There was much that was quintessentially 70s about the show: the soulful, indelible theme song, for one. The amount of bare flesh Carter reveals in every episode has got to have been close to unprecedented in regular series television at the time. In my head, the show melds easily with other signifiers of the time: Charlie’s Angels, The Six Million Dollar Man and The Bionic Woman, The Village People ,Donny and Marie, The Love Boat, etc etc etc.
If you think about it, Wonder Woman was also on the leading edge of the great Hollywood comic book franchise reawakening. There had been serials in the 40s, and TV shows like Superman in the 50s, but by the ’60s the entire concept had been reduced to camp on shows like Batman and The Green Hornet. With Wonder Woman and the Filmation kids shows Shazam! and Isis (which both launched in 1974), the idea of serious super heroes began to be rehabilitated. Then came Superman (1978) and its sequels, and Batman (1989) and its sequels, and then the huge opening of the floodgates in which we are still in the midst of, and which shows no signs of abating.

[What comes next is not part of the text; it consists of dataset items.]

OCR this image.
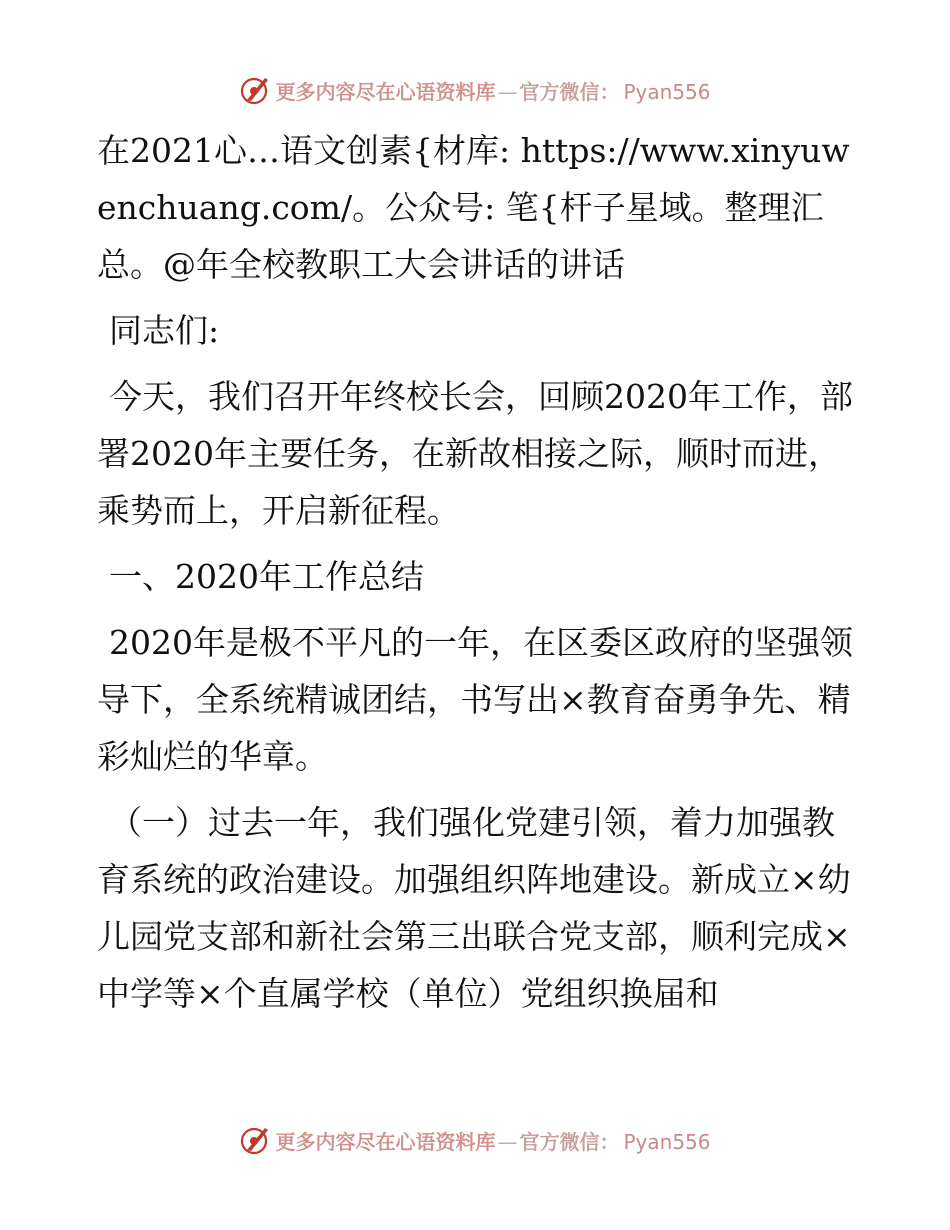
更多内容尽在心语资料库 — 官方微信： Pyan556

在2021心…语文创素{材库: https://www.xinyuwenchuang.com/。公众号: 笔{杆子星域。整理汇总。@年全校教职工大会讲话的讲话

同志们:

今天，我们召开年终校长会，回顾2020年工作，部署2020年主要任务，在新故相接之际，顺时而进，乘势而上，开启新征程。

一、2020年工作总结

2020年是极不平凡的一年，在区委区政府的坚强领导下，全系统精诚团结，书写出×教育奋勇争先、精彩灿烂的华章。

（一）过去一年，我们强化党建引领，着力加强教育系统的政治建设。加强组织阵地建设。新成立×幼儿园党支部和新社会第三出联合党支部，顺利完成×中学等×个直属学校（单位）党组织换届和

更多内容尽在心语资料库 — 官方微信： Pyan556
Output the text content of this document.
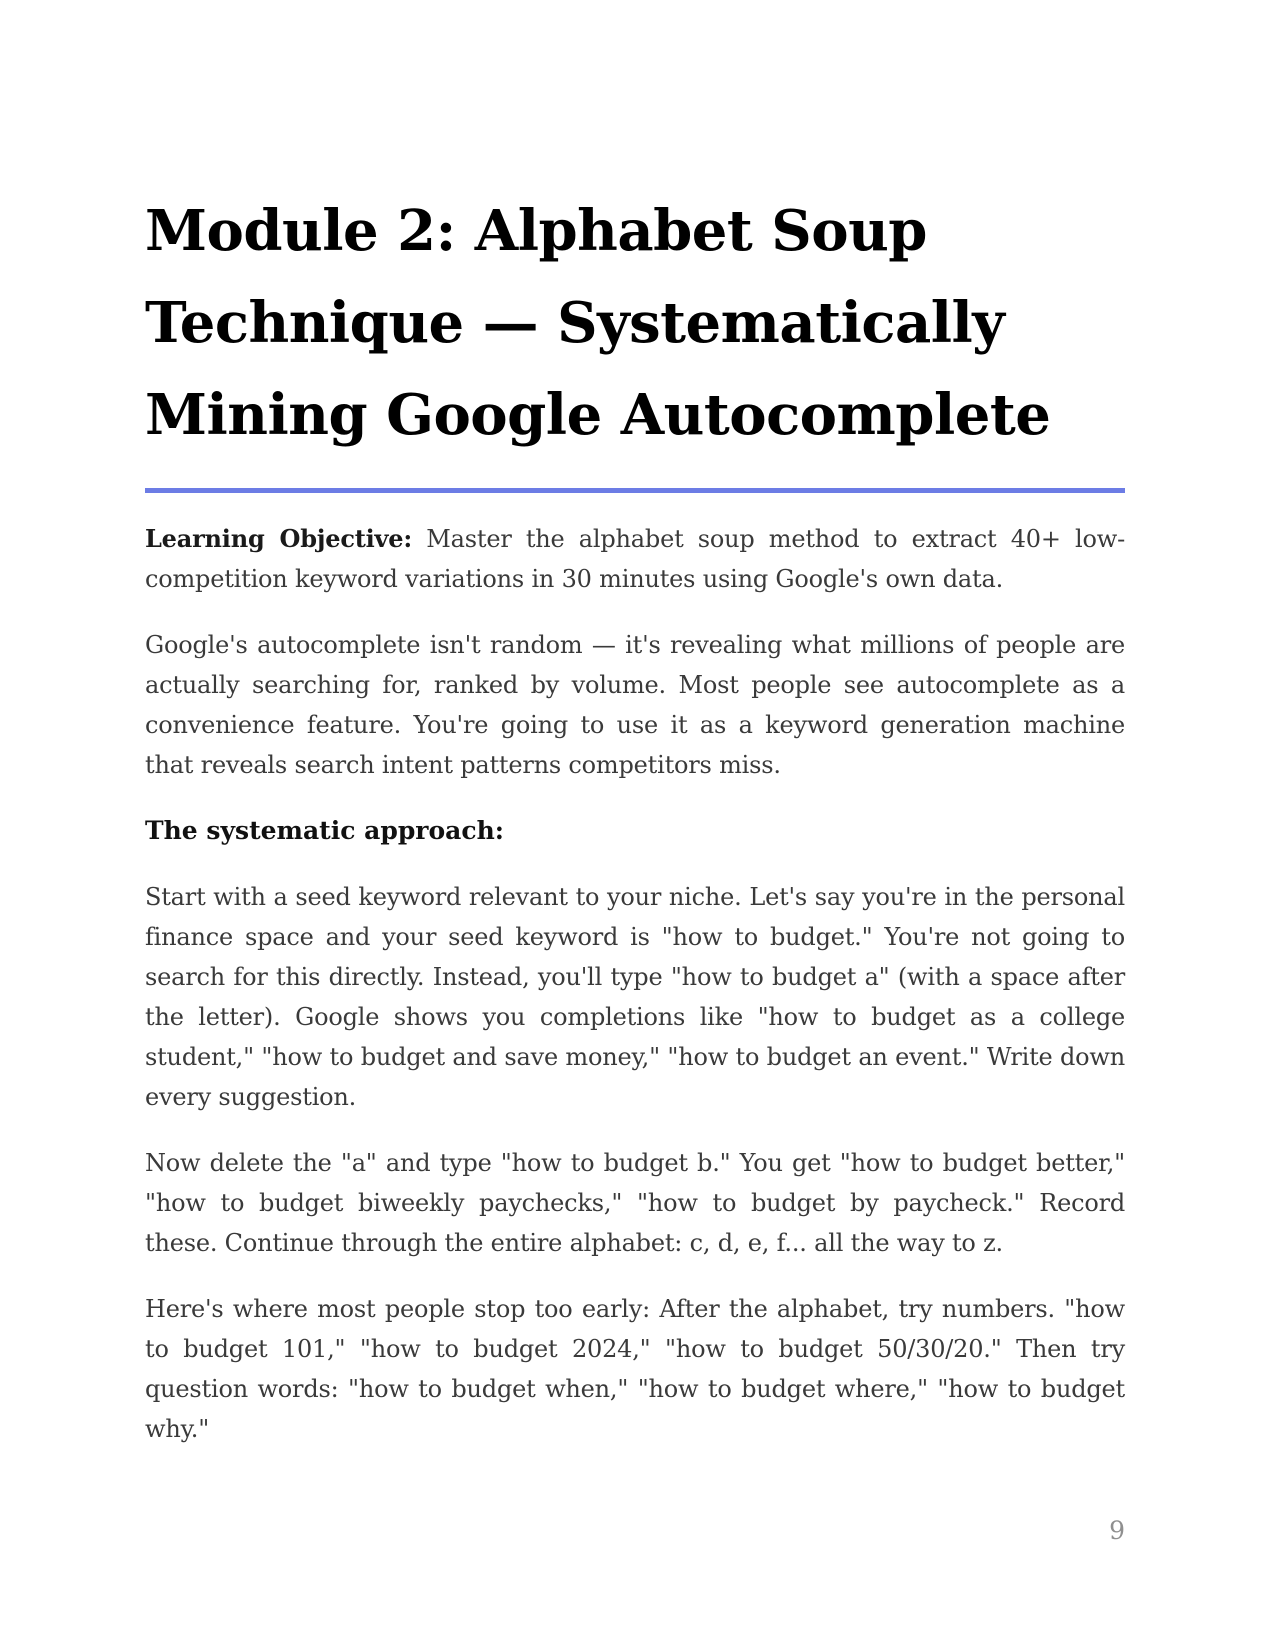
Module 2: Alphabet Soup
Technique — Systematically
Mining Google Autocomplete

Learning Objective: Master the alphabet soup method to extract 40+ low-competition keyword variations in 30 minutes using Google's own data.

Google's autocomplete isn't random — it's revealing what millions of people are actually searching for, ranked by volume. Most people see autocomplete as a convenience feature. You're going to use it as a keyword generation machine that reveals search intent patterns competitors miss.

The systematic approach:

Start with a seed keyword relevant to your niche. Let's say you're in the personal finance space and your seed keyword is "how to budget." You're not going to search for this directly. Instead, you'll type "how to budget a" (with a space after the letter). Google shows you completions like "how to budget as a college student," "how to budget and save money," "how to budget an event." Write down every suggestion.

Now delete the "a" and type "how to budget b." You get "how to budget better," "how to budget biweekly paychecks," "how to budget by paycheck." Record these. Continue through the entire alphabet: c, d, e, f... all the way to z.

Here's where most people stop too early: After the alphabet, try numbers. "how to budget 101," "how to budget 2024," "how to budget 50/30/20." Then try question words: "how to budget when," "how to budget where," "how to budget why."

9
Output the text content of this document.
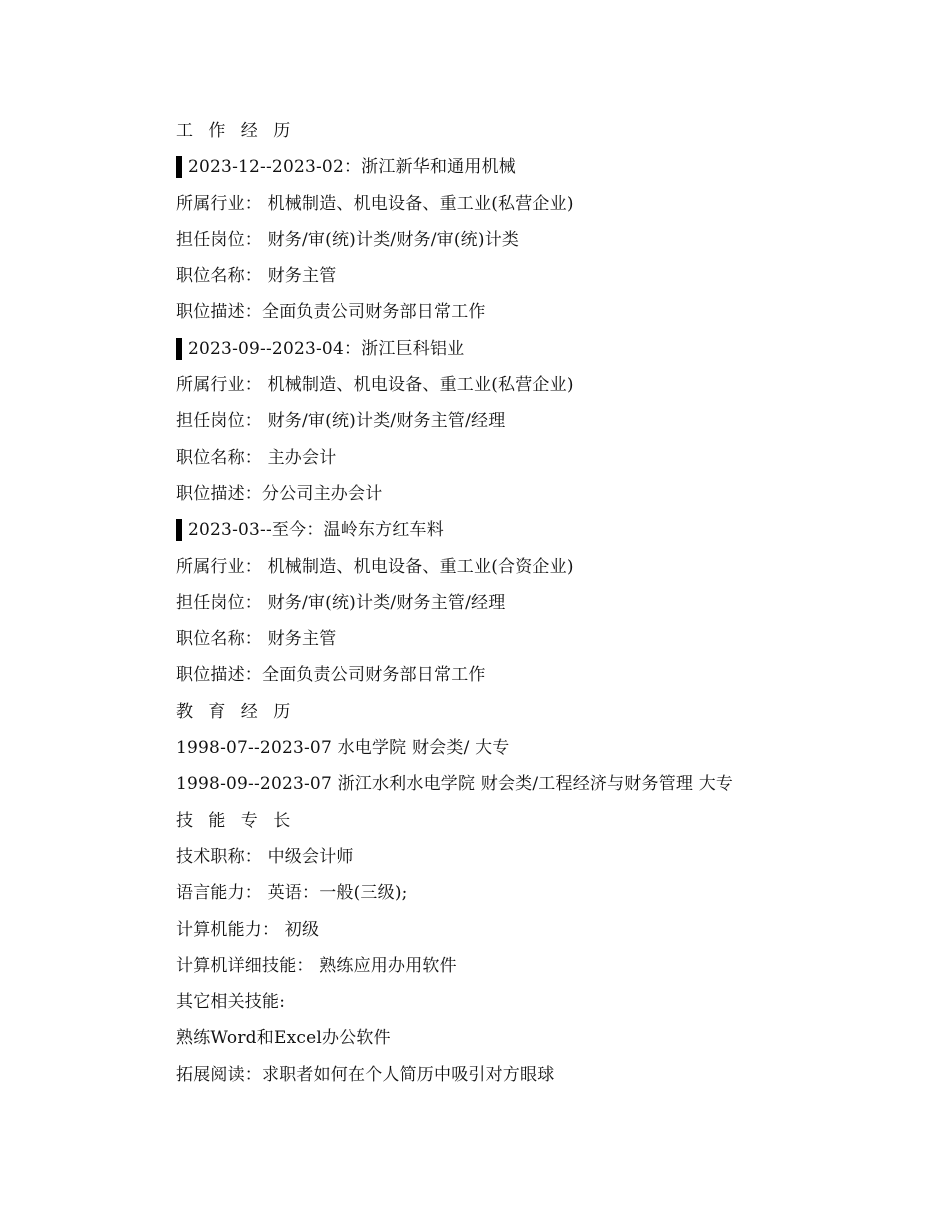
工 作 经 历
2023-12--2023-02：浙江新华和通用机械
所属行业： 机械制造、机电设备、重工业(私营企业)
担任岗位： 财务/审(统)计类/财务/审(统)计类
职位名称： 财务主管
职位描述：全面负责公司财务部日常工作
2023-09--2023-04：浙江巨科铝业
所属行业： 机械制造、机电设备、重工业(私营企业)
担任岗位： 财务/审(统)计类/财务主管/经理
职位名称： 主办会计
职位描述：分公司主办会计
2023-03--至今：温岭东方红车料
所属行业： 机械制造、机电设备、重工业(合资企业)
担任岗位： 财务/审(统)计类/财务主管/经理
职位名称： 财务主管
职位描述：全面负责公司财务部日常工作
教 育 经 历
1998-07--2023-07 水电学院 财会类/ 大专
1998-09--2023-07 浙江水利水电学院 财会类/工程经济与财务管理 大专
技 能 专 长
技术职称： 中级会计师
语言能力： 英语：一般(三级);
计算机能力： 初级
计算机详细技能： 熟练应用办用软件
其它相关技能:
熟练Word和Excel办公软件
拓展阅读：求职者如何在个人简历中吸引对方眼球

Carter of course found it hard to escape the Magic Lasso of her best known character. Some notable later work included the title character in a 1983 TV bio-pic of Rita Hayworth, and the 1984 TV series Partners in Crime, in which she co-starred with Loni Anderson. The latter show was no Charlie’s Angels or Cagney and Lacey; it only lasted 13 episodes.
For almost four decades Carter was our only Wonder Woman; now the torch has been passed to Gal Gadot. Themyscira’s Champion is of course immortal.